27.12.11

2011

Based on my iTunes count, the following presents a pretty accurate list of the songs released in 2011 that I listened to most:

Say what you will about Radiohead's reigning status (since, oh, about 1997) as the lowest common denominator of middle-brow art rock, it is a huge pleasure to hear this band continue to evolve, if not pushing artistic boundaries at least becoming more and more comfortable in their own skins--even if the music itself remains as anxious as ever. The King of Limbs came out of nowhere and made my year, and this song's crisp rhythms and gorgeous spidery guitar melody are its crowning moment.

Burial doesn't have to evolve to remain on the bleeding edge of international electronic music--Burial has been doing basically the same thing since 2006 and the rest of dubstep is still struggling to keep up. Quavering bass tones, shuffling tech beats, disembodied voices blending with evocative synth melodies--I could be describing any number of "atmospheric" dubstep tracks released in the last year, but then why does nothing else hit me right in the base of the brainstem quite like Burial does?

New York free rock duo Mouthus will for me forever be one of the defining groups of the 2000s, the decade in which noise seemed poised to conquer the indie underground, before it all dissolved into pop nostalgia. With this solo project Mouthus guitarist Brian Sullivan pries open his former band's claustrophobic lo-fi drift, with layers of tranquil guitar and drum machine loops unfolding into hazy fractal vistas like some psychedelic nature documentary narrated by a murmuring loner folk auteur.

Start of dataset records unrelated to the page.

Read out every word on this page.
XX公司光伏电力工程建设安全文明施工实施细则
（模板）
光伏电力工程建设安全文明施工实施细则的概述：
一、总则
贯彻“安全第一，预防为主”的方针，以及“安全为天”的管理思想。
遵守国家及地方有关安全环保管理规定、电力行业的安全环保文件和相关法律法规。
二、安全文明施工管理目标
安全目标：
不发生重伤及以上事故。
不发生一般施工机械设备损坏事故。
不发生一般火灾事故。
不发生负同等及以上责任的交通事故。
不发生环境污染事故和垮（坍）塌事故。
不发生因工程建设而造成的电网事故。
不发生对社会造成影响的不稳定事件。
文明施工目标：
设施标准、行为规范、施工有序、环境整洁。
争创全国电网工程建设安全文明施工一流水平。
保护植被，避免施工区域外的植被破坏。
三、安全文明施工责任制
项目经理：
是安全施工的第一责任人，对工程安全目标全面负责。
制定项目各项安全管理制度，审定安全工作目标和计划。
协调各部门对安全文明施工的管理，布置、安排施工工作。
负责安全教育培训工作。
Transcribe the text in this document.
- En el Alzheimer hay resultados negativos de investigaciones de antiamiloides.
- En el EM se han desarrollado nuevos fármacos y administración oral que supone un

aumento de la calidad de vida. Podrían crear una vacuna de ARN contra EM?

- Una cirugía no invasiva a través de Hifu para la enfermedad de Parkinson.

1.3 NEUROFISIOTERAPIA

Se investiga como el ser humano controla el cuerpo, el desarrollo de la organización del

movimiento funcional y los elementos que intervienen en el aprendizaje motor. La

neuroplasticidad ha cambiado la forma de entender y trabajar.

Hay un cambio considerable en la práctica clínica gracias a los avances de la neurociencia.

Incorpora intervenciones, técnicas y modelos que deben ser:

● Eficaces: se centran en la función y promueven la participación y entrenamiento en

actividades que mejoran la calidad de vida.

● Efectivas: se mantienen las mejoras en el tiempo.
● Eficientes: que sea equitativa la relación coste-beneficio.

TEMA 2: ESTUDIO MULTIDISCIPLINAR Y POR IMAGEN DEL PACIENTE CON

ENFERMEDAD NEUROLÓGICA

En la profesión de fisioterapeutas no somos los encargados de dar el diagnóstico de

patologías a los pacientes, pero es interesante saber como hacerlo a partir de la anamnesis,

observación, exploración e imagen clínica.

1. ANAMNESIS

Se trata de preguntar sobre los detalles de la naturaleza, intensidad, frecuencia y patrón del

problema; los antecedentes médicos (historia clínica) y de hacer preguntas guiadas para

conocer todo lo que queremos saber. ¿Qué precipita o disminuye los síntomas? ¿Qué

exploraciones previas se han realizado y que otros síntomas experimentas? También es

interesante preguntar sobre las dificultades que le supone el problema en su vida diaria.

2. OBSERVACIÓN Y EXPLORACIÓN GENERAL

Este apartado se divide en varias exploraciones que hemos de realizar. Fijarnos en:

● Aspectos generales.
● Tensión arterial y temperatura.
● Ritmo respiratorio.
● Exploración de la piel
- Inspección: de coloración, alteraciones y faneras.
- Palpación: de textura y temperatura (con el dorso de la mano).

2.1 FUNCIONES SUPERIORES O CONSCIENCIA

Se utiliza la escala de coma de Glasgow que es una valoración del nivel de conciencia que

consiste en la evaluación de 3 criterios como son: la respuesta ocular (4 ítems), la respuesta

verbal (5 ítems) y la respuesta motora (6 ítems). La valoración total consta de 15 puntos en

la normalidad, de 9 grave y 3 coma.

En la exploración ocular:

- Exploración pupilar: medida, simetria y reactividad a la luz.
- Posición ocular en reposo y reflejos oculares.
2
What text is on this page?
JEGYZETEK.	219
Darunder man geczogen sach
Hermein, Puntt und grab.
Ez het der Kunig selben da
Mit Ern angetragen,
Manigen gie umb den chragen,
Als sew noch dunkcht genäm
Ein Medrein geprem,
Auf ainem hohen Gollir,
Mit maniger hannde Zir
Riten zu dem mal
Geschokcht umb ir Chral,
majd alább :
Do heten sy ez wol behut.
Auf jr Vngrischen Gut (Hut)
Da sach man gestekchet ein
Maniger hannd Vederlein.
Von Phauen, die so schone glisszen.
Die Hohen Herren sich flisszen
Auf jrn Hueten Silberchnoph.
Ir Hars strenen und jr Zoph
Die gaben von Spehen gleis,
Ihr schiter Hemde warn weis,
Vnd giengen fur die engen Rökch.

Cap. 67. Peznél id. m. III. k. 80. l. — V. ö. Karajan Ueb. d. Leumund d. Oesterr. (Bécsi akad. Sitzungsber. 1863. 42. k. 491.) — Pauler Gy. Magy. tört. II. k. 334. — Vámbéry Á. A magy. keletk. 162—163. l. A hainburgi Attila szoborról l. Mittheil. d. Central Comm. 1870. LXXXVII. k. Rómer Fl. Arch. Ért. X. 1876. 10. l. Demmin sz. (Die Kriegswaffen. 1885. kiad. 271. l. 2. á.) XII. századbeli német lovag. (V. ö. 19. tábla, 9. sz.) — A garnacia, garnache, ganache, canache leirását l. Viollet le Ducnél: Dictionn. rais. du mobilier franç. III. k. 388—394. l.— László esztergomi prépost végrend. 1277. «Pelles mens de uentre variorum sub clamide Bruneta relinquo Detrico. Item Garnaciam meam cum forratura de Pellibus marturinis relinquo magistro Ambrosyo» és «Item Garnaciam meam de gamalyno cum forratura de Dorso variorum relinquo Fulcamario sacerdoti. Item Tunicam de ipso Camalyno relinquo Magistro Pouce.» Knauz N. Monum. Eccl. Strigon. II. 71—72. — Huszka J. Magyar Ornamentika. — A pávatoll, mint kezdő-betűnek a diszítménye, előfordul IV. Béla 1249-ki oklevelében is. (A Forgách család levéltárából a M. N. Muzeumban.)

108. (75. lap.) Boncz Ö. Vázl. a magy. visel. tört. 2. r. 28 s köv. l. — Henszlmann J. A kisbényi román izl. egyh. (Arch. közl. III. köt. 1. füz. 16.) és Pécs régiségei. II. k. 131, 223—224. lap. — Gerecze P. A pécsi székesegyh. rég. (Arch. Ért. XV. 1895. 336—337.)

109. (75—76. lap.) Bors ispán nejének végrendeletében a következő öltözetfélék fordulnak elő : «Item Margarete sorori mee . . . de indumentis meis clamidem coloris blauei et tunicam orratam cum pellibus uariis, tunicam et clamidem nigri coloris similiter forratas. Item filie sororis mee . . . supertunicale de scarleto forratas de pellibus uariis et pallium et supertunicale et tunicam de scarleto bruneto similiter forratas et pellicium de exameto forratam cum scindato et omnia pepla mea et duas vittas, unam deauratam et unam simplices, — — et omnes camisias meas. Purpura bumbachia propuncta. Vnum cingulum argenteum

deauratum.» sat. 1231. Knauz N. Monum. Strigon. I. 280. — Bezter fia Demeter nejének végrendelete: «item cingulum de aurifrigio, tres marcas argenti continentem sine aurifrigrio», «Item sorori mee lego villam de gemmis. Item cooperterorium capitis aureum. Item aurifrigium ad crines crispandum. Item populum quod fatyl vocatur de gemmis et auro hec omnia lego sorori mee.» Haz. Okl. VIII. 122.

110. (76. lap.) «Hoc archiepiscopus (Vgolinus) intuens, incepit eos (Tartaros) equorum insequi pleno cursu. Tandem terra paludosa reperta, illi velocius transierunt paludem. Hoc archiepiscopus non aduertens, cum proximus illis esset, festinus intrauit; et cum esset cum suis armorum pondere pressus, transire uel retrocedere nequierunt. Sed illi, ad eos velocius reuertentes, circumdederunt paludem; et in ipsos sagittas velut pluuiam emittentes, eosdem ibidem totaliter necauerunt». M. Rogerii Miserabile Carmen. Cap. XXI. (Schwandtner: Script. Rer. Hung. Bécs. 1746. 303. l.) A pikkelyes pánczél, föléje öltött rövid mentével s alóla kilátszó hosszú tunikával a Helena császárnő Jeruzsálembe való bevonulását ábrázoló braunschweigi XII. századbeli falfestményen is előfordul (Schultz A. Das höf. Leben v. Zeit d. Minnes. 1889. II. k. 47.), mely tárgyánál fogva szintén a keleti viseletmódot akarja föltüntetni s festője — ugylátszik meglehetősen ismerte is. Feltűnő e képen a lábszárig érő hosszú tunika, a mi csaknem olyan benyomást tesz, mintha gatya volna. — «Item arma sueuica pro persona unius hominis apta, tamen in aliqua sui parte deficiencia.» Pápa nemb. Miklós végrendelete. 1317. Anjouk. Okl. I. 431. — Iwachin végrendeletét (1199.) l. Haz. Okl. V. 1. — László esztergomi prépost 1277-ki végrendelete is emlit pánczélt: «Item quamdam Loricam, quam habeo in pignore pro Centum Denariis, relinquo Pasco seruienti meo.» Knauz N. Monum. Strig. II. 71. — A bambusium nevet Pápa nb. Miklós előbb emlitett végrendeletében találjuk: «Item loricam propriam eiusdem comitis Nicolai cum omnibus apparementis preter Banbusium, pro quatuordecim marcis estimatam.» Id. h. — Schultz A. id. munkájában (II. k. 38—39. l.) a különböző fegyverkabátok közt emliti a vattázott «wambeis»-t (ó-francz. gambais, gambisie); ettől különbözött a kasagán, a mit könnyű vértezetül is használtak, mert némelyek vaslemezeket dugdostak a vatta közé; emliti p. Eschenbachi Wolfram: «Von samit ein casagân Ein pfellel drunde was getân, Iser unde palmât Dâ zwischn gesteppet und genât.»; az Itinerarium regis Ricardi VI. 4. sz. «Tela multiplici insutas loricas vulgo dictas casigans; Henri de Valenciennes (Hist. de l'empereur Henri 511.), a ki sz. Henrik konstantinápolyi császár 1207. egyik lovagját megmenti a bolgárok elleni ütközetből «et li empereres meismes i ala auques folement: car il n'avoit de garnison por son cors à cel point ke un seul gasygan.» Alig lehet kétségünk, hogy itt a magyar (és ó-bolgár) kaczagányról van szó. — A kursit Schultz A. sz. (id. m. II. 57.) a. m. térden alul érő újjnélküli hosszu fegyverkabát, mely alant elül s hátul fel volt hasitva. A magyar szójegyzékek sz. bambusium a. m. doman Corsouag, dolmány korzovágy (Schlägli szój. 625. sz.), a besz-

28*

This is the most consonant and driving song on Pink Reason's latest LP, a follow-up to the drudge-punk masterpiece Cleaning the Mirror from 2007. Like the mutant RIYL offspring of Joy Division, My Bloody Valentine, and Einsturzende Neubauten.

Six Organs mastermind Ben Chasny has been gathering momentum since the early 2000s, and his latest album returns to his roots as a disciple of the American Primitive school of acoustic guitar, with a batch of solo pieces that focus on his precise, heartfelt guitar compositions and ephemeral vocals.

Like Chasny, in 2011 MV released this stripped-down solo joint that highlights his ability to rip a stellar post-Crazy Horse guitar solo and at the same time develop an intensely personal vocabulary within the tradition of stoned folk rock. Like a mini "Day in the Life," this little gem of a ditty builds a whole world of emotion out of a heart-tugging fingerpicked figure, backmasked effects, plaintive hoots and harmonica.

The unassuming side project of couple(?) Elisa Ambrogio (frontwoman of East Coast noise rockers Magick Markers) and Ben Chasny (see above @5), this album is probably most pleasurable for a fan of both artists' more recognized work. Ambrogio lets down her guard and assumes an intimate singer-songwriter pose that yields beautiful results like this lamentful hometown reminiscence, while Chasny's fluent and understated lead guitar work and backing vocals offer proof of the bond between the two players.

It may be that hip-hop was born deconstructed, but it still sounds like Shabazz was doing something all kinds of unprecedented on Black Up, nowhere so much as this track, an album-closing banger and lead single that doesn't really bang, with cold-ass beats and guest vocals from Thee Satisfaction that seem at once distant and immediate. But try not to let this sparse but highly detailed jam highjack your sense of time, space and rhythm.

While great, nothing from Celestial Lineage, the lastest album by eco-purist black metallists Wolves in the Throneroom, even cracked my top 150 tracks of the year. This odious, hissing dirge, however, went on an unstoppable rampage through my psyche. Matthew Bower has released literally days worth of harsh psychedelic guitar noise over the last three decades, but until this track he had barely played a recognizable riff since 2005. And what a riff this is, its primitive BM roar slammed home by molasses-heavy drums and a wall of corrupting static.

This song barely beat out Destroyer's Roxy Music simulacrum "Blue Eyes," probably because I was trying to figure out how to play it. Or maybe because in Arbouretum's hands this classic Jimmy Webb ballad (popularized by the eponymous country rock super group of Johnny Cash, Willy Nelson, Waylon Jennings, and Kris Kristofferson) is polished to a deep golden sheen and fired deep into the heart of the cosmos. Yeah, that's probably it.

Honorable mentions, including not released in 2011: Bob Dylan (had my belated Dylan phase in August, totally worth it), Richard & Linda Thompson, Fleetwood Mac, "Brain Champagne" by Thadwick Tristen Trevor III & Swan Coltrane, Stare Case, Prurient, Godflesh, Hummingbird of Death.

Best show of my entire life: Godspeed You! Black Emperor, Seattle, February. Runners up for most fun shows of 2011: Seattle Halloween loveliness by Nod and the Hobgoblins, and Guate ragga jams by Fajaman.

Looking forward to 2012: The Glass Masses, the excellent debut album by my brother's band Rags & Ribbons; seeing Bloodsweep play live and sewing a backpatch on my jacket; maybe finally recording something myself?